L’intelligence artificielle entre dans une nouvelle phase. Après les robots conversationnels capables de répondre aux questions, place désormais à des systèmes capables d’agir. Cette évolution, appelée IA agentique, marque un basculement majeur : il ne s’agit plus seulement de suggérer, mais d’exécuter des tâches, du paiement d’un billet d’avion à la gestion complète d’un service.
Dans cette course, la Chine accélère nettement. Des géants comme Alibaba, Tencent et Baidu, ainsi qu’un écosystème dynamique de jeunes pousses, multiplient les initiatives pour intégrer ces agents dans les usages quotidiens. L’outil à code source ouvert OpenClaw, conçu par l’Autrichien Peter Steinberger, connaît par exemple une adoption rapide auprès d’utilisateurs chinois qui délèguent déjà certaines tâches numériques à l’IA.
Cette dynamique est soutenue par les autorités locales, qui financent des projets pilotes et facilitent l’accès aux infrastructures. Baidu a même intégré ces capacités dans son moteur de recherche, exposant plus de 700 millions d’utilisateurs mensuels à ces nouveaux usages. De son côté, Alibaba vient de lancer Wukong, une plateforme destinée aux entreprises pour coordonner plusieurs agents dans des processus automatisés.
L’un des avantages clés de la Chine repose sur son écosystème numérique intégré. Les super applications combinent déjà paiements, commerce, messagerie et logistique. Cette intégration permet aux agents d’agir de bout en bout, sans friction. Là où une IA occidentale recommande une action, une IA chinoise peut souvent la réaliser immédiatement.

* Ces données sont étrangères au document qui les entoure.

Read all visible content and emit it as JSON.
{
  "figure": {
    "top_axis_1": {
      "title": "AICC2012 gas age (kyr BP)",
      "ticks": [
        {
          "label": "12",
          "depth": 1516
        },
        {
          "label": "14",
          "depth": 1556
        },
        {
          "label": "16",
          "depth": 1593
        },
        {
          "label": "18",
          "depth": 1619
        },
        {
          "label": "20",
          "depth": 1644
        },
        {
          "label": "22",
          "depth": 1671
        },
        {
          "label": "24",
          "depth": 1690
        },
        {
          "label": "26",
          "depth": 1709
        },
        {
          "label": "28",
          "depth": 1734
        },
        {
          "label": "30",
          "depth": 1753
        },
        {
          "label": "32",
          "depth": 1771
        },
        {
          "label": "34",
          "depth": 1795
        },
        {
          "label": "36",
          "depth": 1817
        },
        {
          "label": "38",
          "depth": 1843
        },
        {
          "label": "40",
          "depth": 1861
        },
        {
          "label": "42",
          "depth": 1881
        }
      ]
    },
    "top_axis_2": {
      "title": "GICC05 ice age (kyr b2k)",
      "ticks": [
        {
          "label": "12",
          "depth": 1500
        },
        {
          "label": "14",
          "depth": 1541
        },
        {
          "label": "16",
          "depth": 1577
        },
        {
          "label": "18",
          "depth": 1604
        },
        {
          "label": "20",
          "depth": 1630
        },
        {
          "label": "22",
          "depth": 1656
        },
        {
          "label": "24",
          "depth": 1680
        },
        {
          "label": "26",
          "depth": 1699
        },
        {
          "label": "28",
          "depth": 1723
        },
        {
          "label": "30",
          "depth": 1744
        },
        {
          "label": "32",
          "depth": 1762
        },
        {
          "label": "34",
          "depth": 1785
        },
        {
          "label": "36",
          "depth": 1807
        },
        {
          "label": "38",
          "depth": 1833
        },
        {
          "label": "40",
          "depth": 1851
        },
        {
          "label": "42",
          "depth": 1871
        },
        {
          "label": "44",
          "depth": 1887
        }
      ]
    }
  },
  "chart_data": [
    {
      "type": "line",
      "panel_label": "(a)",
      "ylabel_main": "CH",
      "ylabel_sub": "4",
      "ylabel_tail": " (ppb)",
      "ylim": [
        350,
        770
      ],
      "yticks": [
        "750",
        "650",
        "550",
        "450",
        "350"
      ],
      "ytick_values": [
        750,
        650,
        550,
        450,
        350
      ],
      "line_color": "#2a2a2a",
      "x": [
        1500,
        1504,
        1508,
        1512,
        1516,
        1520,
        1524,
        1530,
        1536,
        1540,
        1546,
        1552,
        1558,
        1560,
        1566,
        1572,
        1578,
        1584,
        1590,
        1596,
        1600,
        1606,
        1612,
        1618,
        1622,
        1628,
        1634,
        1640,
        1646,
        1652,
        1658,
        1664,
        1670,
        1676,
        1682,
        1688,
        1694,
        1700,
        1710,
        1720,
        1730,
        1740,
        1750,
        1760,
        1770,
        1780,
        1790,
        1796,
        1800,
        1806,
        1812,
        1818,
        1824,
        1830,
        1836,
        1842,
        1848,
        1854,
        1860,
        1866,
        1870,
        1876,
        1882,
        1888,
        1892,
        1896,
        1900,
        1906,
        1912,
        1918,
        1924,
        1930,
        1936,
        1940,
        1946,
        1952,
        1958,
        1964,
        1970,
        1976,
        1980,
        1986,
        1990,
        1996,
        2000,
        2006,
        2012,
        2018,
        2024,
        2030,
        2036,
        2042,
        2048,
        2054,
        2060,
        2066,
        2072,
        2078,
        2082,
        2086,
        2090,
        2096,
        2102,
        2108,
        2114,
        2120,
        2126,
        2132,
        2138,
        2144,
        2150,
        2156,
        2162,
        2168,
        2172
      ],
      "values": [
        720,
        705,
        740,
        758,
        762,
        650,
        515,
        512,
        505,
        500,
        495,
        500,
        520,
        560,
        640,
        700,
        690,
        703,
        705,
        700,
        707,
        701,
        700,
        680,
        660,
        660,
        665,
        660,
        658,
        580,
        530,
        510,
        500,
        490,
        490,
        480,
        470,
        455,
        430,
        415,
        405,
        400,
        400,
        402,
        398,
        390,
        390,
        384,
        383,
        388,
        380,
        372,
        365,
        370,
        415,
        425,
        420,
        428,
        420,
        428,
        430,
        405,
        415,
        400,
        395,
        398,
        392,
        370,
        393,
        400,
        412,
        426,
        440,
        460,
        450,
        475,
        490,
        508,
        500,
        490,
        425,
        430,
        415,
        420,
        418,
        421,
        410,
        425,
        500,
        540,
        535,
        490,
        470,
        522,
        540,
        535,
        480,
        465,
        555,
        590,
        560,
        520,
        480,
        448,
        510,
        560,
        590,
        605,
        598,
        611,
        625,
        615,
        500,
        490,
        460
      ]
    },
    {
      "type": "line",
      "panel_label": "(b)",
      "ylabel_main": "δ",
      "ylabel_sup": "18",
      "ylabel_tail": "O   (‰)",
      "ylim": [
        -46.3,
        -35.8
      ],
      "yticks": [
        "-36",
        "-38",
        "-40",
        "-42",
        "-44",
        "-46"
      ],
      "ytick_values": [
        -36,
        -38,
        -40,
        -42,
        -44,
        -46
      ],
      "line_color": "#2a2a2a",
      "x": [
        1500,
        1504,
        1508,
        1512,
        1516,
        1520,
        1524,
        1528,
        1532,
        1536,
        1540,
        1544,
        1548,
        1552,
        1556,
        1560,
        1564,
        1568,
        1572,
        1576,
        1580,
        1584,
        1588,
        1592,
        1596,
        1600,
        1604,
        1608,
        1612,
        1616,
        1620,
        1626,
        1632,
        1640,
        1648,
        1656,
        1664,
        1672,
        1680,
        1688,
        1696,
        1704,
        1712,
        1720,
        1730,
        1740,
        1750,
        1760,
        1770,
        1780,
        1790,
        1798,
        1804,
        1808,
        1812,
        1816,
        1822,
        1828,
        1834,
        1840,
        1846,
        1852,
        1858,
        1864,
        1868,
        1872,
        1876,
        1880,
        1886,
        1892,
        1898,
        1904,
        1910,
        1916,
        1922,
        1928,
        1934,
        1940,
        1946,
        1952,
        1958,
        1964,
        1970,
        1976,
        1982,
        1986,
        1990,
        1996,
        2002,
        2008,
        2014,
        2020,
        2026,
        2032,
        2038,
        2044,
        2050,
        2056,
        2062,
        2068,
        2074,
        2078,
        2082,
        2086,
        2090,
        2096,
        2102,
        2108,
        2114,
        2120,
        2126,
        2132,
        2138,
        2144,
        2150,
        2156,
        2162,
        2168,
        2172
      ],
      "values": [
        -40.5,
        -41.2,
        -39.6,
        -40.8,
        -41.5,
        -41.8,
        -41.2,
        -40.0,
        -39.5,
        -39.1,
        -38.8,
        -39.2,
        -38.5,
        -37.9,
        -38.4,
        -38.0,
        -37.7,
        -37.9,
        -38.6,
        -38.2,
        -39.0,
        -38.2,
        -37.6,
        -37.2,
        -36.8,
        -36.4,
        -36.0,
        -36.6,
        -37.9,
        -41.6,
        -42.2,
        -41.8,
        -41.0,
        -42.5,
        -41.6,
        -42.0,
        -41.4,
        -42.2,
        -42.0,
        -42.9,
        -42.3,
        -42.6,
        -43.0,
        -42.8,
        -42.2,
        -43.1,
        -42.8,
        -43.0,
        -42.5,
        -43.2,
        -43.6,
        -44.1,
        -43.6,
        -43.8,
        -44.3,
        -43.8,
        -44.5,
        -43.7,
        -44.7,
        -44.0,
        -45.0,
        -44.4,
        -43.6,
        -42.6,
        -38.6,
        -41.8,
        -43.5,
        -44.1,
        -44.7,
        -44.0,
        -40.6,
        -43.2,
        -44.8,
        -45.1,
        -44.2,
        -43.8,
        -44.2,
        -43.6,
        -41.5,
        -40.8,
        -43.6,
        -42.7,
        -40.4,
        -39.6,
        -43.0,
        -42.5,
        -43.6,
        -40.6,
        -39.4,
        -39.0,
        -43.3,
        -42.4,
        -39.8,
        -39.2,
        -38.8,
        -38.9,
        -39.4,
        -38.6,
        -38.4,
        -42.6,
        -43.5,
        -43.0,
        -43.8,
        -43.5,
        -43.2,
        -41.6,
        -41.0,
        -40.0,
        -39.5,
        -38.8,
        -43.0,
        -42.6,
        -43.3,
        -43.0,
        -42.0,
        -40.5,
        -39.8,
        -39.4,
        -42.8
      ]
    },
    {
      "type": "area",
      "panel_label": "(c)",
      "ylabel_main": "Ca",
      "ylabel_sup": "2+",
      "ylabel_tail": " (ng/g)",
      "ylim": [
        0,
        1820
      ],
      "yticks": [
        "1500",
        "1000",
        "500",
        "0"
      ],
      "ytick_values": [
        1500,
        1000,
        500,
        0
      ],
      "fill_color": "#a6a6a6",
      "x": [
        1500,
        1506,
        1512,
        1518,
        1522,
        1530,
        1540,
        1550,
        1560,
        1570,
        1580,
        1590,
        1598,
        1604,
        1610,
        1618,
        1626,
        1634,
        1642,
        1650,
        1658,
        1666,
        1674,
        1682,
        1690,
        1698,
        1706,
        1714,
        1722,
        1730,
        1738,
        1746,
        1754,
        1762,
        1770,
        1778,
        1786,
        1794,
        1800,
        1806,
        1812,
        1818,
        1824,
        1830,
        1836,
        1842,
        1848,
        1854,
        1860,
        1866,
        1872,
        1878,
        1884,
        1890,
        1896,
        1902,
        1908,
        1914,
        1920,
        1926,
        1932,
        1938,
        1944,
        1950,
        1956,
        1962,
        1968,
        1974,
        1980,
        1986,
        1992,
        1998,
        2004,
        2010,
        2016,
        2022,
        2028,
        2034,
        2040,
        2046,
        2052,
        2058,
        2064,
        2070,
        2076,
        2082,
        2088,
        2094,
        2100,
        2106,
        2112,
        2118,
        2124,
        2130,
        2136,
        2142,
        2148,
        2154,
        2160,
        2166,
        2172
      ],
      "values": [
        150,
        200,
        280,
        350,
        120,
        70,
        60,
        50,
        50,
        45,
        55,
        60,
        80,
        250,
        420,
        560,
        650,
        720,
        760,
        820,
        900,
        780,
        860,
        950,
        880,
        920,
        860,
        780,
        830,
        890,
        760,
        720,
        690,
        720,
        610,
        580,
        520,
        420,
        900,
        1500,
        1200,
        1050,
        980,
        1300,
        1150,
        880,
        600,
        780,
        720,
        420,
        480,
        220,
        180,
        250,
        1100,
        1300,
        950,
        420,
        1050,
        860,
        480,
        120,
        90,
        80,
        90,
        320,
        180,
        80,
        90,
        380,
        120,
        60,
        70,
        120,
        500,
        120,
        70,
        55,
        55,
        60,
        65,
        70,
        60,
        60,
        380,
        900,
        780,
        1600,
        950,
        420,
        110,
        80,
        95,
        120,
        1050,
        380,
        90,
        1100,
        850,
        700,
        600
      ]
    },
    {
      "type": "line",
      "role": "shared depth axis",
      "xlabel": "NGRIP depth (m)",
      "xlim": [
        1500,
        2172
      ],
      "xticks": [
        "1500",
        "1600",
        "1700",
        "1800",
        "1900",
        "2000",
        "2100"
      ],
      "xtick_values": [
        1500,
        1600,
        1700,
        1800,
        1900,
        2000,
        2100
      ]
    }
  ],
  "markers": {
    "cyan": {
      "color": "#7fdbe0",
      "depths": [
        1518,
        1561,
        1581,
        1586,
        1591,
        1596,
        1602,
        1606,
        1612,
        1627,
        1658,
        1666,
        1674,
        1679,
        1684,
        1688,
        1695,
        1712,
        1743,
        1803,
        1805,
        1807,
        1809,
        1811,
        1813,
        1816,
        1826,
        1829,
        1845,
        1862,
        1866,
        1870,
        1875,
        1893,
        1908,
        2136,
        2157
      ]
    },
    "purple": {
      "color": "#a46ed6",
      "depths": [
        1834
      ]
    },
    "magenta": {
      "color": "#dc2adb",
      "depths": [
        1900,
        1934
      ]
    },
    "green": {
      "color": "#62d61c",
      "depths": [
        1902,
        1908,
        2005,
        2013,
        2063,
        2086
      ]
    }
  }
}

Ce modèle crée un effet de levier économique important. Plus les agents sont utilisés, plus ils génèrent d’activité sur les plateformes et de demande en puissance de calcul. L’IA devient alors un service continu, monétisé à l’usage, chaque tâche exécutée représentant une unité de valeur. Une transformation qui pourrait redéfinir les modèles économiques du numérique.
Mais cette avancée s’accompagne de risques. Les agents restent imparfaits, sujets aux erreurs d’interprétation et aux failles de sécurité. Leur accès aux comptes, aux paiements ou aux données personnelles soulève des enjeux concrets : transactions non autorisées, fuites d’information, ou décisions mal exécutées. Les questions de responsabilité juridique et de conformité, notamment dans la finance ou la santé, restent largement ouvertes.
Face à cette montée en puissance, les États-Unis et l’Europe apparaissent plus fragmentés. Les différents composants nécessaires à l’IA, modèles, cloud, services, paiements, sont répartis entre plusieurs acteurs, compliquant l’intégration. Résultat, le déploiement à grande échelle des agents y est plus lent. Jusqu’ici, la compétition mondiale en intelligence artificielle reposait surtout sur la performance des modèles. Mais avec l’IA agentique, la capacité à agir dans le monde réel devient déterminante. Et sur ce terrain, la Chine pourrait déjà avoir pris une avance significative.